Duro inicio de la primavera para la Fundació Arrels

En el último mes y medio han muerto cinco personas acompañadas por esta entidad, que atiende a las personas sin techo

El inicio de la primavera ha sido duro para la Fundación Arrels, entidad que acompaña y atiende a personas sin hogar. En el último mes y medio, cinco personas atendidas por esta Fundación han muerto. Lo daba a conocer en su perfil de Twitter, el pasado 13 de abril, con este mensaje: “En sólo seis semanas, nos han dejado cinco personas que conocíamos y acompañábamos desde Arrels.

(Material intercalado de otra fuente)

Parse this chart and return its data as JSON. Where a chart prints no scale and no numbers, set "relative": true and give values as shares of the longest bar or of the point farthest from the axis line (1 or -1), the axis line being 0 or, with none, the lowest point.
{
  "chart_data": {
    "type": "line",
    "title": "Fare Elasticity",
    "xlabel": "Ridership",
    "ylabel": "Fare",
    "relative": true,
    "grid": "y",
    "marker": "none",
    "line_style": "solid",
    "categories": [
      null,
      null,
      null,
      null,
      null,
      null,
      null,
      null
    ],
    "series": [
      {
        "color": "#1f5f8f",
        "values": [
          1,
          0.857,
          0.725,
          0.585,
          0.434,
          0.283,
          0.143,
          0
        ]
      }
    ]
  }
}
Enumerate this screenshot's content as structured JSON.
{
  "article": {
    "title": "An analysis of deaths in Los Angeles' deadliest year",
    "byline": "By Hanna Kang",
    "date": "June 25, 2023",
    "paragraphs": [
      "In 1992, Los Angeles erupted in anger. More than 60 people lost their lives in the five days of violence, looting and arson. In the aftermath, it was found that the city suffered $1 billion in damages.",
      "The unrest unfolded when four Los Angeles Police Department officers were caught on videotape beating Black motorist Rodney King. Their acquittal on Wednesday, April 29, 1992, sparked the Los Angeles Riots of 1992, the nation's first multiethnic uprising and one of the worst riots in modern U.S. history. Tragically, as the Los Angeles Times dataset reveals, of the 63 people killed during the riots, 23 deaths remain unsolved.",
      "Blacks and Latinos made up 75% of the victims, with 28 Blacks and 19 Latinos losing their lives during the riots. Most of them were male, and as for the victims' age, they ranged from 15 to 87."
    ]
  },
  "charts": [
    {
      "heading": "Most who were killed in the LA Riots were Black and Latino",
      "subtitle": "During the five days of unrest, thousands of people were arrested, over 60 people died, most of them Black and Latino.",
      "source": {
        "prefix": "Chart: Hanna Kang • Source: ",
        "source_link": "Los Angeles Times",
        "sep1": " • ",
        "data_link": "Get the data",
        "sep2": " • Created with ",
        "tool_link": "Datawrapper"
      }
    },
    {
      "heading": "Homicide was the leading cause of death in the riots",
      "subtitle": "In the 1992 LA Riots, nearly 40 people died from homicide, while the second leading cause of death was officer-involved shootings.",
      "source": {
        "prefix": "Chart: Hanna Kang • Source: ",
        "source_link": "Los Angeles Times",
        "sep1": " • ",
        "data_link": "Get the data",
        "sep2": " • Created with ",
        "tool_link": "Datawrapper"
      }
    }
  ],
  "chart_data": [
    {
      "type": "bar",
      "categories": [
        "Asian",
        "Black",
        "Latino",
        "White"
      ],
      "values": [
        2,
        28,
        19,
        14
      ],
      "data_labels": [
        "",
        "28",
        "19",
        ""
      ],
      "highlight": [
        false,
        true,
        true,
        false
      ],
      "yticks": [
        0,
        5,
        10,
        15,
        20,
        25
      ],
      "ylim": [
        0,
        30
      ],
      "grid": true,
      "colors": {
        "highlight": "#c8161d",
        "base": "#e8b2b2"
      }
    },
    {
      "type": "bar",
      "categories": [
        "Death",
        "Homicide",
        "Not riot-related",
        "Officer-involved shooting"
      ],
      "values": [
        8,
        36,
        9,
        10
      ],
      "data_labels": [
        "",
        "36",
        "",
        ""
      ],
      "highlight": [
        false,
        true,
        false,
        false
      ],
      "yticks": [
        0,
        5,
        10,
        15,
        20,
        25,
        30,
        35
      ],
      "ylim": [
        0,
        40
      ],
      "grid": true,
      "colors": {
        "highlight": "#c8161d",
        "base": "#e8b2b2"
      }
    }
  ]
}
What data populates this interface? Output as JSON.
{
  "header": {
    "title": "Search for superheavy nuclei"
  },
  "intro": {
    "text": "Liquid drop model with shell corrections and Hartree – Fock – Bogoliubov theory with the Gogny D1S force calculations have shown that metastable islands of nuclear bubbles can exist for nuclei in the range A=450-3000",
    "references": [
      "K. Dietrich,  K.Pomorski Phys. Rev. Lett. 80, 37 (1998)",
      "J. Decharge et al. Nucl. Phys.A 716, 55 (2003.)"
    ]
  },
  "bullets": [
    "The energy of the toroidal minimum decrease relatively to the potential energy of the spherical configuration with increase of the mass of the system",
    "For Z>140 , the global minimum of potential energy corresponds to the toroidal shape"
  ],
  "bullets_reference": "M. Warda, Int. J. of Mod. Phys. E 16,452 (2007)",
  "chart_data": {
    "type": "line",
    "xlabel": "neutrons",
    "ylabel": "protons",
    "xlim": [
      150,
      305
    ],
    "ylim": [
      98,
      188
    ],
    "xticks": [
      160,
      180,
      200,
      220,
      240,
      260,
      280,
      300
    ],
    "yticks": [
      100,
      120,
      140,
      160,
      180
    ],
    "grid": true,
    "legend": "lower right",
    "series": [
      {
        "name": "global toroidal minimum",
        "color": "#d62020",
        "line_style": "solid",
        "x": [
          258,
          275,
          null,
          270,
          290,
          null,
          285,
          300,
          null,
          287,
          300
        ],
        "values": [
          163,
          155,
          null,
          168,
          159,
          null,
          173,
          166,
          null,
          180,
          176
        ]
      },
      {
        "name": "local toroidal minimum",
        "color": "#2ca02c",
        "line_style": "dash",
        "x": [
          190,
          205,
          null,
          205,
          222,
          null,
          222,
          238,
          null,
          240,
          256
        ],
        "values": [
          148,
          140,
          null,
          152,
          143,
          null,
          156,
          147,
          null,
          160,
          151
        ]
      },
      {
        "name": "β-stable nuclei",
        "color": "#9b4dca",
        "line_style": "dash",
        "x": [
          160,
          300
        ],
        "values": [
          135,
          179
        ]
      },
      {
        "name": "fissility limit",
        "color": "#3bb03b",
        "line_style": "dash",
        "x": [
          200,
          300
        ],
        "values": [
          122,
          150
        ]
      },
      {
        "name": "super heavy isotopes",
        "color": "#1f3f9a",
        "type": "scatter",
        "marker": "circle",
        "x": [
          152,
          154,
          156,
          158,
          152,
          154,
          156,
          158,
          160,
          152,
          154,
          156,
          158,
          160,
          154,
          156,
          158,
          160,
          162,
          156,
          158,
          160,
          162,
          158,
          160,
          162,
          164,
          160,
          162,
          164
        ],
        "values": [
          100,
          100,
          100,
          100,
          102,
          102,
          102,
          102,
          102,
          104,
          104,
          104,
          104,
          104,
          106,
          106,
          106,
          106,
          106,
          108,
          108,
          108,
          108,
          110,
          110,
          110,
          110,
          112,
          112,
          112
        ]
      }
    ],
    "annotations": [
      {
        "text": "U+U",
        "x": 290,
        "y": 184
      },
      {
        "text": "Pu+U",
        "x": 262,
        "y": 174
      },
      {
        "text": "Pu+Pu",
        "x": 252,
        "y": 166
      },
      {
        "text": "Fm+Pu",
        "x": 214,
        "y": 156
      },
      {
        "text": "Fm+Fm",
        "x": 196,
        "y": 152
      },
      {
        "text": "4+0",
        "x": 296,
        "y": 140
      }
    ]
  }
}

Son Arek, Miquel, Valentín, Asad y Rafael”.

«Estas cinco pérdidas evidencian realidades muy invisibles que sufren las personas sin hogar, como tener un estado de salud muy frágil debido a la vida en la calle y estar expuestas a violencia», explicaba Arrels en el hilo de Twitter que acompañaba al primer mensaje. Y añadía: «También visibilizan situaciones que las entidades que las acompañamos encontramos a menudo, como el hecho de enterarnos de que una persona nos ha dejado tiempo después de su fallecimiento». #ningusenserecord era el hastag incorporado a estos mensajes. «Nadie durmiendo en la calle» es el lema de la entidad.

Arrels recuerda que “Arek, con 52 años, amaba muchísimo la Barceloneta y la calle Mariners, donde dormía cada noche”, “Valentín tenía 45 años y nos hacía sonreír con sus historias cuando lo visitábamos en la calle”, “con Assad, de 39 años, hemos compartido cafés, hemos hablado de música y hemos descubierto cómo le querían los vecinos y vecinas del barrio donde vivía al raso”, “Rafa vivía en las calles de Sants y con él habíamos charlado y cantado”, y que “Miquel nos dejó mientras dormía en su piso y de él siempre recordaremos sus ganas de explicar que vivir en la calle no es algo normal y que materializó en el cómic autobiográfico ‘Miguel, 15 años en la calle’”.

En su portal web, esta entidad recoge que “en 2021, hemos dicho adiós a 69 personas que vivían o habían vivido en la calle en Barcelona. Tenían, de promedio, 55 años; esto significa 27 años menos que el resto de barceloneses y barcelonesas que también nos han dejado”. Cuando una persona de las que atiende muere, se encarga de contactar con la familia, se coordina con los servicios funerarios para preparar una despedida en condiciones y avisa a todos los miembros de la entidad del día y hora del entierro. El objetivo es que todo el mundo sea enterrado con dignidad y en compañía.

También explica en el portal web que “vivir en la calle deteriora la salud y acorta los años de vida. Los motivos son muchos y todos suman: el frío en invierno y el calor en verano, la tensión para buscarse la vida todos los días, el miedo, la inseguridad y la violencia a la que está expuesta la persona, la mala alimentación, las adicciones en algunos casos o el escaso acceso a la sanidad”.

En Barcelona hay cerca de 5.000 personas que no tienen hogar de las que unas 1.100 duermen en la calle todos los días mientras que el resto lo hacen en albergues públicos o privados o en asentamientos informales. Los datos sobre personas sin hogar en Cataluña están poco actualizados. Los últimos de que se dispone corresponden a 2017. Entonces, el gobierno de la Generalitat contabilizó 53.118 personas en situación de sinhogarismo, de las que 2.347 vivían y dormían en la calle.